We enjoyed seeing John and Mac for two more summers, but then one day they never showed up at out house. I asked Mom, “Do you think John is sick, or do you think it is Mac?”

            “No honey,” Mom said, “John has gone off to heaven to be with the Lord. He won’t be able to come back to our house anymore. I’m so sorry.”

            “What about Mac? Will he get a new master?” I asked Mom.

            “No Sonny, Mac has been retired. He is very old and deserves his rest. He has worked very hard for many years. Your dad is getting us a refrigerator tomorrow from your Grandma Meredith. We won’t need the ice any longer.”
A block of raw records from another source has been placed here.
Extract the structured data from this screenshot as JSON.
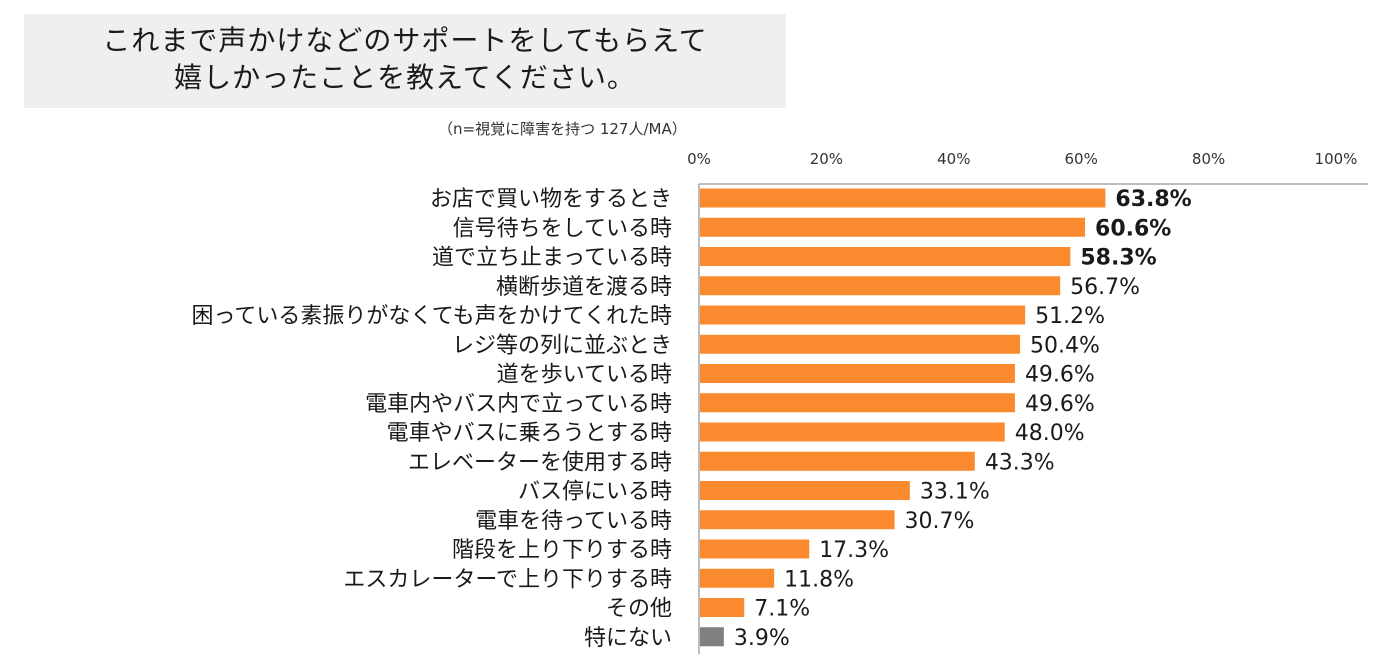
{
  "title": {
    "line1": "これまで声かけなどのサポートをしてもらえて",
    "line2": "嬉しかったことを教えてください。"
  },
  "note": "（n=視覚に障害を持つ 127人/MA）",
  "chart_data": {
    "type": "bar",
    "orientation": "horizontal",
    "title": "これまで声かけなどのサポートをしてもらえて嬉しかったことを教えてください。",
    "xlim": [
      0,
      100
    ],
    "ticks": [
      "0%",
      "20%",
      "40%",
      "60%",
      "80%",
      "100%"
    ],
    "tick_values": [
      0,
      20,
      40,
      60,
      80,
      100
    ],
    "categories": [
      "お店で買い物をするとき",
      "信号待ちをしている時",
      "道で立ち止まっている時",
      "横断歩道を渡る時",
      "困っている素振りがなくても声をかけてくれた時",
      "レジ等の列に並ぶとき",
      "道を歩いている時",
      "電車内やバス内で立っている時",
      "電車やバスに乗ろうとする時",
      "エレベーターを使用する時",
      "バス停にいる時",
      "電車を待っている時",
      "階段を上り下りする時",
      "エスカレーターで上り下りする時",
      "その他",
      "特にない"
    ],
    "values": [
      63.8,
      60.6,
      58.3,
      56.7,
      51.2,
      50.4,
      49.6,
      49.6,
      48.0,
      43.3,
      33.1,
      30.7,
      17.3,
      11.8,
      7.1,
      3.9
    ],
    "value_labels": [
      "63.8%",
      "60.6%",
      "58.3%",
      "56.7%",
      "51.2%",
      "50.4%",
      "49.6%",
      "49.6%",
      "48.0%",
      "43.3%",
      "33.1%",
      "30.7%",
      "17.3%",
      "11.8%",
      "7.1%",
      "3.9%"
    ],
    "highlight_top": 3,
    "colors": {
      "bar": "#fb8a2e",
      "bar_last": "#808080",
      "axis": "#a6a6a6"
    }
  }
}
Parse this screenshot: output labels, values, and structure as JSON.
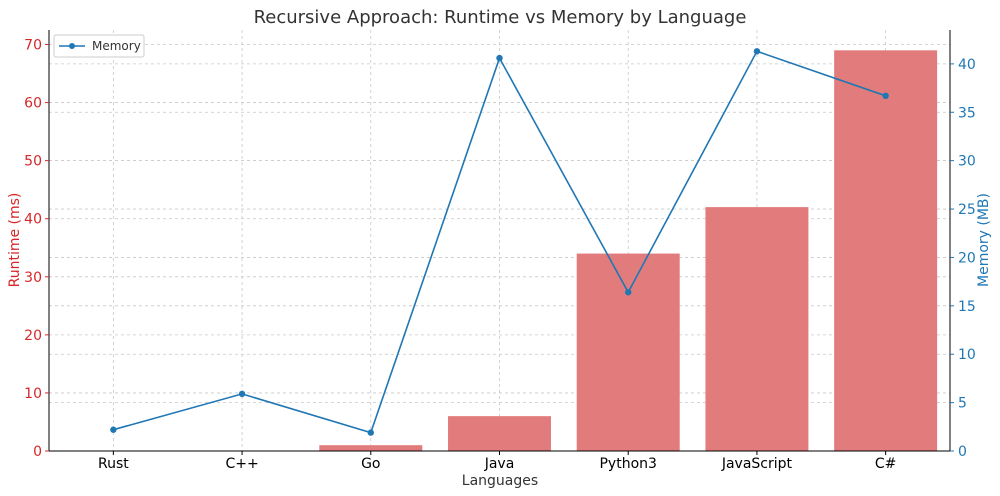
{
  "chart_data": {
    "type": "bar",
    "title": "Recursive Approach: Runtime vs Memory by Language",
    "xlabel": "Languages",
    "ylabel": "Runtime (ms)",
    "y2label": "Memory (MB)",
    "categories": [
      "Rust",
      "C++",
      "Go",
      "Java",
      "Python3",
      "JavaScript",
      "C#"
    ],
    "series": [
      {
        "name": "",
        "type": "bar",
        "axis": "left",
        "color": "#e27c7c",
        "values": [
          0,
          0,
          1,
          6,
          34,
          42,
          69
        ]
      },
      {
        "name": "Memory",
        "type": "line",
        "axis": "right",
        "color": "#1f77b4",
        "values": [
          2.2,
          5.9,
          1.9,
          40.6,
          16.4,
          41.3,
          36.7
        ]
      }
    ],
    "ylim": [
      0,
      72.5
    ],
    "y2lim": [
      0,
      43.5
    ],
    "yticks": [
      0,
      10,
      20,
      30,
      40,
      50,
      60,
      70
    ],
    "y2ticks": [
      0,
      5,
      10,
      15,
      20,
      25,
      30,
      35,
      40
    ],
    "left_axis_color": "#d62728",
    "right_axis_color": "#1f77b4",
    "grid": true,
    "legend_position": "top-left"
  }
}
            I was too young to realize that going to heaven meant that John had died. I’m not sure how long it was before my older friend next door, Gene Carr, told me John had died. I remember I told my brother and my sisters and we all cried.

            Dad and my Uncle Orville borrowed a truck from one of their friends and hauled the refrigerator from Grandma’s house to our house. Grandpa Meredith had bought a brand new one for Grandma and she gave us her old one. It was a big white box with a great big round motor on top. It was very heavy, but Shelby Nanna, our neighbor, came over and helped my dad and my uncle Orville to get it in the house. Dad plugged it in and it started making a loud humming noise. Mom was standing there smiling because she was so glad to have the refrigerator.

            Mom was right; we never needed any ice after that. Mom could even make ice cubes in the new box. It was really great!